Marital bliss is met with Phil’s blistering resentment. He smells something awful, a foul stench emanating beyond his sweat-stained clothes and the fresh cowpies now dried and caking his boots. Phil believes Rose is with George for his money. Peter’s reappearance in the summer after university schooling hits Phil differently than when they first crossed paths months earlier. As he psychologically torments the mother, Phil takes a considerate interest in Peter, showing him the ropes of being a ranch hand just like his former mentor Bronco Henry groomed him. 

Phil Burbank is a vindictive son of a gun played with vicious panache. Campion takes what would be a scenery-chewing supporting heel in an old western and makes him the focus. Cumberbatch’s steely-eyed countenance, weatherworn like the hat on his head, is a menace. He speaks his mind regardless of who is in earshot, while milquetoast George prefers not to raise his voice. Unlike the rest of the cattle wranglers, Phil does everything from sheering hide to castrating steers without gloves, just to show the rest how much of a man he is. But it is what he does in the wilderness, away from prying eyes, where Phil is most liberated. He acts out homoerotic fantasies built on his past relationship with the deceased Bronco Henry. The reveal isn’t meant to shock. If anything, it demythologizes the ways of the West. Or why Phil doesn’t like change. Seeing his brother happy and in love is a reminder of his own misery and repressed homosexuality.  
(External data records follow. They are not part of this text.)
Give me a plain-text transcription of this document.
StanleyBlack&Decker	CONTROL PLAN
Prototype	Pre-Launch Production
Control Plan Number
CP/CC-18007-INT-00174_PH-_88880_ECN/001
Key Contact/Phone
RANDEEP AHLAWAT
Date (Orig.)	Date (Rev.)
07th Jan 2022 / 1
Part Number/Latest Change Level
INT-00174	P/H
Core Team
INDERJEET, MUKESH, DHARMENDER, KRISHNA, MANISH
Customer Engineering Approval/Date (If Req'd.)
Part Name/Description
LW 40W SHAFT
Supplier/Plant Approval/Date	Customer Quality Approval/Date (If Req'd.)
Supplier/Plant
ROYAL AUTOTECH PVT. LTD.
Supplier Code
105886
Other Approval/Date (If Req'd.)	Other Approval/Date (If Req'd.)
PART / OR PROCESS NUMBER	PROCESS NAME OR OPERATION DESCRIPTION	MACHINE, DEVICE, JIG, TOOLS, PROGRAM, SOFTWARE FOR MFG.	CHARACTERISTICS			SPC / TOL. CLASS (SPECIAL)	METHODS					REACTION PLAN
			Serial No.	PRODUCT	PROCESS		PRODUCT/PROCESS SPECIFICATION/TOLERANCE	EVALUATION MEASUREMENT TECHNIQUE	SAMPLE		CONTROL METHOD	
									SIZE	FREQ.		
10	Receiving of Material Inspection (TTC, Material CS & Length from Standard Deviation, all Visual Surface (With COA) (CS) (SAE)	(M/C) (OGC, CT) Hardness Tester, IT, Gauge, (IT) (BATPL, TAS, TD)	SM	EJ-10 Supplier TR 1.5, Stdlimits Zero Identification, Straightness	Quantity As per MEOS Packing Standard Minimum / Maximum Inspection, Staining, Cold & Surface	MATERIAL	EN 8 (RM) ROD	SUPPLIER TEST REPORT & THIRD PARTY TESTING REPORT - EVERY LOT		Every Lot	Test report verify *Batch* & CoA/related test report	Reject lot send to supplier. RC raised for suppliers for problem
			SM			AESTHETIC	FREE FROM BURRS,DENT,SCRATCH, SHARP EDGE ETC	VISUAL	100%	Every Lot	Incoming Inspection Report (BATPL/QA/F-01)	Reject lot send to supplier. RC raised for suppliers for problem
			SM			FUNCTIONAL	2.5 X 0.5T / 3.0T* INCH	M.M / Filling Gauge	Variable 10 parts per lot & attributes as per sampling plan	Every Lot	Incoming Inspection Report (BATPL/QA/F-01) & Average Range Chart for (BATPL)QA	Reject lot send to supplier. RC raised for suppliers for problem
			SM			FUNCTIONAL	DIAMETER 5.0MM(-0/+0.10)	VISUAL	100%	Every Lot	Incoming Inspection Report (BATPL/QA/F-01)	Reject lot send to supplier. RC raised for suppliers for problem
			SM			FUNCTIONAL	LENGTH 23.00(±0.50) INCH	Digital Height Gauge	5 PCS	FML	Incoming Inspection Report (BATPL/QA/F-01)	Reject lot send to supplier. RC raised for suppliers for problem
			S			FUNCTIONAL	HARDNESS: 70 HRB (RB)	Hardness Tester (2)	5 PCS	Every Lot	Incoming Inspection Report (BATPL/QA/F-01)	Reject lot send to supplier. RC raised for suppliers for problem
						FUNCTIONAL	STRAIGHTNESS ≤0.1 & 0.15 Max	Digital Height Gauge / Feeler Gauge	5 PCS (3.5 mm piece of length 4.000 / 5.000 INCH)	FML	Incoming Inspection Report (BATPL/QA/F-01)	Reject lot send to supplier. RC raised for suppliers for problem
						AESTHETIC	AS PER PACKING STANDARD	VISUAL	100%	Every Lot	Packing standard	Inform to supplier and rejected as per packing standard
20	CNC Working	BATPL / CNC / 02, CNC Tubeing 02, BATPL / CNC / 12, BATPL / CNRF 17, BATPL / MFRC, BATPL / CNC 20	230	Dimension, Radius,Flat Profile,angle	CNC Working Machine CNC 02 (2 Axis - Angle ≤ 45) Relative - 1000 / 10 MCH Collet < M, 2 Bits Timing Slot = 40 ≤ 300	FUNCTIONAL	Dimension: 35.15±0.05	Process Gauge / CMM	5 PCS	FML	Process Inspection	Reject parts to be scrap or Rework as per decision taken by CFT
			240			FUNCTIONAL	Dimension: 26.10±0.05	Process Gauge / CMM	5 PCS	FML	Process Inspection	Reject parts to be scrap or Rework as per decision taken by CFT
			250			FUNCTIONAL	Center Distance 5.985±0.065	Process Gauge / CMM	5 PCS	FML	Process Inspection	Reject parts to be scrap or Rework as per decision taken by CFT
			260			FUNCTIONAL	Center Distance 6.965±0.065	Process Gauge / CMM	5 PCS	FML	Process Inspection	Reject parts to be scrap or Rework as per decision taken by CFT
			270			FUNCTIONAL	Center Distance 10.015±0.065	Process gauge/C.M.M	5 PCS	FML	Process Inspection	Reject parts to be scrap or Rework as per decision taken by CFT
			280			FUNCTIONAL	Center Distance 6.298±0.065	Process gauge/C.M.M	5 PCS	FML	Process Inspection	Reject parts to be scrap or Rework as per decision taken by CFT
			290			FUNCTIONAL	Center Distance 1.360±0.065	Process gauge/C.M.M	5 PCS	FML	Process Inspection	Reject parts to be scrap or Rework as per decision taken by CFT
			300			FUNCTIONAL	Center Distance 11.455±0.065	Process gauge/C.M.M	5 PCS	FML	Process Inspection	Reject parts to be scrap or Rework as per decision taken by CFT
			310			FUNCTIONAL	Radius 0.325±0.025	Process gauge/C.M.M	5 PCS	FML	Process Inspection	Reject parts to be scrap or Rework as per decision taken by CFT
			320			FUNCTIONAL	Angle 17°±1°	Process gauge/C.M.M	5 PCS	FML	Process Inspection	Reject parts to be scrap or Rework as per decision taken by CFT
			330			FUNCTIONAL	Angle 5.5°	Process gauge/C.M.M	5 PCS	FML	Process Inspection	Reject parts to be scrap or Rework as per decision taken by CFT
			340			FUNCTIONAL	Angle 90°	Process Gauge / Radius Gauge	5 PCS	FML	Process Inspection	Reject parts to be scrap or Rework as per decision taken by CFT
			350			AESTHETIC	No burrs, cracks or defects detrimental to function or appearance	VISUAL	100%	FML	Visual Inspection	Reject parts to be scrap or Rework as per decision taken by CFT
THE POWER OF THE DOG is a slow burn that is likely to turn off the casual viewer. The narrative moves along like shadows cascading over the setting’s mountainous Montana backdrop. However, patience pays off in a surprising fashion, albeit with an abrupt ending that may be too understated to provide substantial closure. (If you find this to be the case, refer back to the italicized text at top.)   

Performance-wise, Cumberbatch commands the most attention. Phil Burbank has a beguiling presence in how he gets under Rose’s skin; his banjo strumming as she plays the piano is brilliantly executed. Unfortunately, everyone in Cumberbatch’s presence is pretty much hanging out in the shade, his shadow looming large. Real-life couple Dunst and Plemons don’t have much chemistry; their on-screen marriage comes across as a matter of convenience than true love. The real surprise is Kodi Smit-McPhee. He looks like the western equivalent of an emo kid on the outside. Taking him under his wing, Phil thinks he’s the more calculating of the two. But Peter is a doctor in training, and his clinical coldness keeps him as sharp as a scalpel.  

This film will hit differently for many. Thematic metaphors and subtext abound, and countless think-piece essays will be written. I disagree with describing Campion’s adaptation of Thomas Savage’s 1967 novel as another revisionist western about cowboys. All movie westerns are revisions of the past. Just because Hollywood has primarily held on to the myth of the West and the hero cowboy doesn’t mean it’s the only story. Such a limited perspective for a broad enough film genre is absurd. Besides, Larry McMurtry (LONESOME DOVE) put it best when he wrote about the misimpressions people have about cowboys and how they are perceived. In a collection of essays released a year after Savage’s novel, McMurtry acknowledges, “I think it would be facile to assume… that most cowboys are repressed homosexuals. Most cowboys are repressed heterosexuals.”